Thursday, December 3, 2015

Collaborative, Constructionist & Constructivist learning (coding) and Developing a growth mindset (Leading change) (Week 5)

Digital & Collaborative Learning (DCL) - Collaborative, Constructionist and Constructivist learning (coding)

Mitchel Resnick creator of scratch used it to make an interactive card for his mum.

Learning about combining Scratch with MaKey MaKey. 

Group tasks:
  • Work collaboratively to use computer coding and electronics to create your own personalised musical instrument 

  • Use the video on the portal (Week 4: Top ten learning theories) and / or online resources to identify aspects of collaborative, constructionist and constructivist learning in the activity you have just completed.

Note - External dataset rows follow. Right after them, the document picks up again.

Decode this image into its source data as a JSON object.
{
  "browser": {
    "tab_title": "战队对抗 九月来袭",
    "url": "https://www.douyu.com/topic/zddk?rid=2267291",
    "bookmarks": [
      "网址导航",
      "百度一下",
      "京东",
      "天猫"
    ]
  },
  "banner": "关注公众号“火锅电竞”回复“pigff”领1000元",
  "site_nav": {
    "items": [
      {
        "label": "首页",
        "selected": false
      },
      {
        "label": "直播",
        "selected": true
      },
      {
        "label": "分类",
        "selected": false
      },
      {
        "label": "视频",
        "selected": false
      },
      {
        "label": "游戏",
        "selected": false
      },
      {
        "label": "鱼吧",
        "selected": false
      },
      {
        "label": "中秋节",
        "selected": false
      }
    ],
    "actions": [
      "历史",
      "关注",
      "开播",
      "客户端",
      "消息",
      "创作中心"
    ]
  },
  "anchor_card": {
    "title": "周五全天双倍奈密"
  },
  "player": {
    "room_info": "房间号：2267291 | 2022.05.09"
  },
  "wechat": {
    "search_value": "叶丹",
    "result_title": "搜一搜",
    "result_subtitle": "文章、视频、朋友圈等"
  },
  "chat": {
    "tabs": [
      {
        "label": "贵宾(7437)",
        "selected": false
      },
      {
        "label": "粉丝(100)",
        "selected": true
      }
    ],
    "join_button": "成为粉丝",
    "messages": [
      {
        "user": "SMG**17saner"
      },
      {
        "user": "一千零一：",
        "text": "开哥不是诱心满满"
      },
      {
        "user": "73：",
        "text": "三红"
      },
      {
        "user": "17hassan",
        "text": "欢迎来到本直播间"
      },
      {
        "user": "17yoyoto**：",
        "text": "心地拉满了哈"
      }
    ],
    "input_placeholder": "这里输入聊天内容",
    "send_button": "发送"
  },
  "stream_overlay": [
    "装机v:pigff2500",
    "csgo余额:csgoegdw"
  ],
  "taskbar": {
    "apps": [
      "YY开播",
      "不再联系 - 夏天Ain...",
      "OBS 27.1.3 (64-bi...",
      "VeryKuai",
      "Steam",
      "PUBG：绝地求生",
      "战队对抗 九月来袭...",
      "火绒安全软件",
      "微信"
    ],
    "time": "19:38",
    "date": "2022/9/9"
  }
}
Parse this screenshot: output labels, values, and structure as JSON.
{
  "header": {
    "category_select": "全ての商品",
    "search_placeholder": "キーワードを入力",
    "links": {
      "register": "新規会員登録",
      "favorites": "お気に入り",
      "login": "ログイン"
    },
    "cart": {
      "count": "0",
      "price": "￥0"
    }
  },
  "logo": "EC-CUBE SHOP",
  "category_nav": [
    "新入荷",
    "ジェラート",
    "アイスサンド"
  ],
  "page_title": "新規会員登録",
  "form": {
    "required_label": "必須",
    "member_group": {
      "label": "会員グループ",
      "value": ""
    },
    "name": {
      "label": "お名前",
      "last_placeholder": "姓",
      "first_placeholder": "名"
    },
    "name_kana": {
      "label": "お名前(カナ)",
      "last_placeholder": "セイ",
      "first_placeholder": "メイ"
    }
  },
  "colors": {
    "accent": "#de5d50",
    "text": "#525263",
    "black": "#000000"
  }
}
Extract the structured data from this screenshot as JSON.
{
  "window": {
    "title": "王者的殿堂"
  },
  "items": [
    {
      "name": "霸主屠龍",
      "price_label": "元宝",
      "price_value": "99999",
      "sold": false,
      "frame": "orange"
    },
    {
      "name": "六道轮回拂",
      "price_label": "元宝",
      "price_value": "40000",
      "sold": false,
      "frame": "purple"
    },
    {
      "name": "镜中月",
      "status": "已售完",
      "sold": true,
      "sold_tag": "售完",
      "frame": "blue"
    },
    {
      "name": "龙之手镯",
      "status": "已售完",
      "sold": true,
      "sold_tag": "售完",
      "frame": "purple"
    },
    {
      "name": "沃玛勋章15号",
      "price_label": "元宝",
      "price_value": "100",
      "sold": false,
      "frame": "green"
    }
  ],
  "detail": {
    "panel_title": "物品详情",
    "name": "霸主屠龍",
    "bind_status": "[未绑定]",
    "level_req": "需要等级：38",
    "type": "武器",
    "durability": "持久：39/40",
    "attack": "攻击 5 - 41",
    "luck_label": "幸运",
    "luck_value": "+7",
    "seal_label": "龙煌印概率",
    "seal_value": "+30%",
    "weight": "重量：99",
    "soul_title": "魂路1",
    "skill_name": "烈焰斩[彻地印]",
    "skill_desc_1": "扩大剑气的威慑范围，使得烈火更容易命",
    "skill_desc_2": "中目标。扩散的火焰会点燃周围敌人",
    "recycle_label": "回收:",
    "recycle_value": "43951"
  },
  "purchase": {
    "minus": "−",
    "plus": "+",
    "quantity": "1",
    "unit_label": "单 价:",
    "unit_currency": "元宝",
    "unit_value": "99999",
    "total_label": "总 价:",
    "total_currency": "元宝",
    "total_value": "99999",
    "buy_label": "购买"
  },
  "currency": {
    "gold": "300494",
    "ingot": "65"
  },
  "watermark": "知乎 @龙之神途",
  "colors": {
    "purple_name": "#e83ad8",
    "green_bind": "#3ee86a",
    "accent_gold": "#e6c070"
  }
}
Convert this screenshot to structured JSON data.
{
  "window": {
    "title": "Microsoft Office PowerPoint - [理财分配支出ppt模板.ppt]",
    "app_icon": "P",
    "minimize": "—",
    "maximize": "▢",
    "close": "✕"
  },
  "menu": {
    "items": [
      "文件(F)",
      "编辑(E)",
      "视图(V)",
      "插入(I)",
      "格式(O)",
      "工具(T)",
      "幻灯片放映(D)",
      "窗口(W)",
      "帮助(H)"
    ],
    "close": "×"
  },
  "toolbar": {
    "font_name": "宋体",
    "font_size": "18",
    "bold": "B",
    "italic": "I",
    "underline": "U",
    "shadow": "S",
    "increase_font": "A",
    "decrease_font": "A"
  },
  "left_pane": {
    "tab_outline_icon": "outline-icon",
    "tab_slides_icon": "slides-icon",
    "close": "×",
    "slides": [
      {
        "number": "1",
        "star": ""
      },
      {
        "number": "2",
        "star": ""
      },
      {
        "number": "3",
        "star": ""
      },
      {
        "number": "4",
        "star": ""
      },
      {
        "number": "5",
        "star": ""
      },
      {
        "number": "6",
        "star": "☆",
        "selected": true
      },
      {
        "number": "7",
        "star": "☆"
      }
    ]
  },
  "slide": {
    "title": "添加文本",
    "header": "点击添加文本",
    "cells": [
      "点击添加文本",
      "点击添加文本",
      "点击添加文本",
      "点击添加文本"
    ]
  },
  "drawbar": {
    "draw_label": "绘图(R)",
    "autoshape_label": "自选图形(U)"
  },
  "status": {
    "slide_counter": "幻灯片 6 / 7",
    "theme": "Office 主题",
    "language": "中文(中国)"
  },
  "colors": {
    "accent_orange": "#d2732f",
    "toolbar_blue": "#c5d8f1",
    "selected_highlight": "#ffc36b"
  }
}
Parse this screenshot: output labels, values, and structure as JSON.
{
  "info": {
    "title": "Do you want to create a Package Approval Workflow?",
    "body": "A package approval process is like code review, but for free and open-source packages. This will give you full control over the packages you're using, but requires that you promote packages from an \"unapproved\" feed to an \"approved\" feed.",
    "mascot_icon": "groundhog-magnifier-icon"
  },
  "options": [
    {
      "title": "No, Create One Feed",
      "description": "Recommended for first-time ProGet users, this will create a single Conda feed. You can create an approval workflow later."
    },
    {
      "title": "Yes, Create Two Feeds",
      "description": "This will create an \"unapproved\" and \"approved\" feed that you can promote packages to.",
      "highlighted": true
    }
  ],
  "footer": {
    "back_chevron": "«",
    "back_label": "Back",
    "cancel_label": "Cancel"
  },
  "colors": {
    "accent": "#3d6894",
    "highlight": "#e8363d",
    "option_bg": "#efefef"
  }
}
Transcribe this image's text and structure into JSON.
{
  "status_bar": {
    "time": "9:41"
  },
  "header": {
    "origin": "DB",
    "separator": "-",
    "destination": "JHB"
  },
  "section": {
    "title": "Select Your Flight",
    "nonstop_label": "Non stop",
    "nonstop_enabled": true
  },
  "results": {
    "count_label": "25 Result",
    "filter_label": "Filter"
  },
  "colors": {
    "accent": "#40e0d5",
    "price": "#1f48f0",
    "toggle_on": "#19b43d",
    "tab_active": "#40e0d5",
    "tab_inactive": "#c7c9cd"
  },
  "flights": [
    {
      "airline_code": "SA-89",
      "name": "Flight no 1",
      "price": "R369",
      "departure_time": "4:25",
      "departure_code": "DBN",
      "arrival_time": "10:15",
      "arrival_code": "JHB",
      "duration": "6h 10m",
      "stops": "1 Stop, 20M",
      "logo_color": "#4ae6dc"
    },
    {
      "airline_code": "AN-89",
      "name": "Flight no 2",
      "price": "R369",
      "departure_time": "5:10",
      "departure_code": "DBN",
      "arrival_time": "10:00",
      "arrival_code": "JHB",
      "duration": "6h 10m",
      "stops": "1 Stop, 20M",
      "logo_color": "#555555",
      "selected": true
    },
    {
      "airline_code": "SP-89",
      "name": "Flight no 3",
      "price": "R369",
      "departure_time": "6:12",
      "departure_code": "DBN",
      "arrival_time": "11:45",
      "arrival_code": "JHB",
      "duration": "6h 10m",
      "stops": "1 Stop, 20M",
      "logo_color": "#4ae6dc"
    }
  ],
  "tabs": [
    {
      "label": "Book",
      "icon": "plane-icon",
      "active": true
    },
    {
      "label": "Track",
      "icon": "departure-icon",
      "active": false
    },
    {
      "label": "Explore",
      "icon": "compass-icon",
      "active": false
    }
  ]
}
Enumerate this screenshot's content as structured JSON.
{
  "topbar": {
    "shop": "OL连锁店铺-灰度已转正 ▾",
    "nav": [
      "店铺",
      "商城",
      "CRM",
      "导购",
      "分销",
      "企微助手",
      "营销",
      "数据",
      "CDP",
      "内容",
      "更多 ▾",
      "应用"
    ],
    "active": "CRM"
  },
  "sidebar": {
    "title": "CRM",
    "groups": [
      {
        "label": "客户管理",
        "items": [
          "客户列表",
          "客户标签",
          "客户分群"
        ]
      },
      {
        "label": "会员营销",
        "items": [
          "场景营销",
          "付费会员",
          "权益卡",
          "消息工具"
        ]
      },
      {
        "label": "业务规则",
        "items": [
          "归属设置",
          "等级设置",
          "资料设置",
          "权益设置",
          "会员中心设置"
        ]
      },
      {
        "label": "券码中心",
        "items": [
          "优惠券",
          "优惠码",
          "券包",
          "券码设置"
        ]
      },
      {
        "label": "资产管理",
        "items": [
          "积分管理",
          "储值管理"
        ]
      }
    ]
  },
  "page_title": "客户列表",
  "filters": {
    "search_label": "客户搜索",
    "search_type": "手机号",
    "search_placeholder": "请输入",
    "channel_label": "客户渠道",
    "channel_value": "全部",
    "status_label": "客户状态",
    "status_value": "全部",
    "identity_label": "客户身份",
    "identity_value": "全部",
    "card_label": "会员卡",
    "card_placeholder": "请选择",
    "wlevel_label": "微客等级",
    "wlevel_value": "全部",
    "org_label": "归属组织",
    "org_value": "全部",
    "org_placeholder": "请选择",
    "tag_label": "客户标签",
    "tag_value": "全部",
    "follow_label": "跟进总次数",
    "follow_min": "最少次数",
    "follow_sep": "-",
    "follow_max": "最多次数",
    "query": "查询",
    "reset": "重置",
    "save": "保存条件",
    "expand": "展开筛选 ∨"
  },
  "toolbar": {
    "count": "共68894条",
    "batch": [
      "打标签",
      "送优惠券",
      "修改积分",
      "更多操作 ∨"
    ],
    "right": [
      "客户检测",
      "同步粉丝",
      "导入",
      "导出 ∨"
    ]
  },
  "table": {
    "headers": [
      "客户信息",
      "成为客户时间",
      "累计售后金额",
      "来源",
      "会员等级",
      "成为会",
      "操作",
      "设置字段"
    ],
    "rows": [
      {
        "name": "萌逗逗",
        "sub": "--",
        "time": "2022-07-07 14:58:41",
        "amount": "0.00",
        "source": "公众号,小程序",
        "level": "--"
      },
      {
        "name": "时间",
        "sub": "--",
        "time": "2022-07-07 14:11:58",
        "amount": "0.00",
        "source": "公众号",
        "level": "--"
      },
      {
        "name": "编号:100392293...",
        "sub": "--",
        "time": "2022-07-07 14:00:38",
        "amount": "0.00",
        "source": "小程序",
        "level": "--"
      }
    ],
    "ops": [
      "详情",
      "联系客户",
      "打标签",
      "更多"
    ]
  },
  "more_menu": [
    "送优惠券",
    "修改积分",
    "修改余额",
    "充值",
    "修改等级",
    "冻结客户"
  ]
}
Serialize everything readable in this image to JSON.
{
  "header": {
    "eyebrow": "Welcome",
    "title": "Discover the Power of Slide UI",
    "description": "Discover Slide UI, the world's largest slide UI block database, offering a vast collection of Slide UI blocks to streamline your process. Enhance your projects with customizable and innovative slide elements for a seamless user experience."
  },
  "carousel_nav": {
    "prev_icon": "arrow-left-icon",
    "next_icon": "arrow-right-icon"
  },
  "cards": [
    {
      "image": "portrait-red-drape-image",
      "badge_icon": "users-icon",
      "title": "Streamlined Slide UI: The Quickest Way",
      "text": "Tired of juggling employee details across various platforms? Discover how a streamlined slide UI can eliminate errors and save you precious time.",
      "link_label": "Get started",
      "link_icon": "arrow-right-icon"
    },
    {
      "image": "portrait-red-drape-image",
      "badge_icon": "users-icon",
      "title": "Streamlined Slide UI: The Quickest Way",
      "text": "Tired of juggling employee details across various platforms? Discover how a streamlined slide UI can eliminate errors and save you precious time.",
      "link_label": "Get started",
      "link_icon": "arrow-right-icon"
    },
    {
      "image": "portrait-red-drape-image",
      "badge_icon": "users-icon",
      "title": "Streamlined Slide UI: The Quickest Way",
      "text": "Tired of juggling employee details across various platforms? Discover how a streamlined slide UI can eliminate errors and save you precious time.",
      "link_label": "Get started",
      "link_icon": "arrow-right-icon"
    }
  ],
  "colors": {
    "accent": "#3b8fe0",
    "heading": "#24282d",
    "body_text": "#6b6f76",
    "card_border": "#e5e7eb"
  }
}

  • Use the ITL Rubrics for ‘Collaboration’ and ‘Use of ICT skills for learning’ to assess the level at which these 21st Century skills have been addressed by this activity. Discuss ways in which the activity might be adapted, using principles of collaborative, constructionist and constructivist learning, to address these 21st Century skills at higher levels on the relevant rubrics.

Leadership in Digital & Collaborative Learning (LDC) - Developing a growth mindset (Leading change)

Discussed statements that intelligence is set by birth. The term 'growth mindset' refers to the belief that abilities can be developed and honed through dedication and hard work. In contrast a 'fixed mindset' is the belief that you are born with a level of talent and intelligence that really can't be changed. 

Carol Dweck's mindset

The theory is: mindset matters. A mindset is a mental attitude that determines how you will interpret and responds to situations.  Dweck maintains that how we feel about things like risk, learning, intelligence, tests, failure, effort (and other things) form our beliefs, and those beliefs can ultimately impact our performance and success.

Knowledge does not equal understanding. Be careful how you interpret things.

Collaborative taskBrainstorm ideas about developing a growth mindset in ourselves/our staff. You may like to take the Mindset Quiz
- Defer judgement
- Go wild with your ideas
- Build on the ideas of others
- Be visual (sketch)
- Stand up!

Do we role model mindset?
How might we build a growth mindset in out learners?
- Power of 'not yet'
- Talk about learning rather than work
- Use wall to document learning process as well as the final product
- Praise and reward effort, process, perseverance

TaskWrite a list of comments students say and write a growth mindset alternative.

Remember to build resilience, curiousity...

Group activityDesign a classroom activity (digital and/or collaborative) that will help your students explore/develop a growth mindset.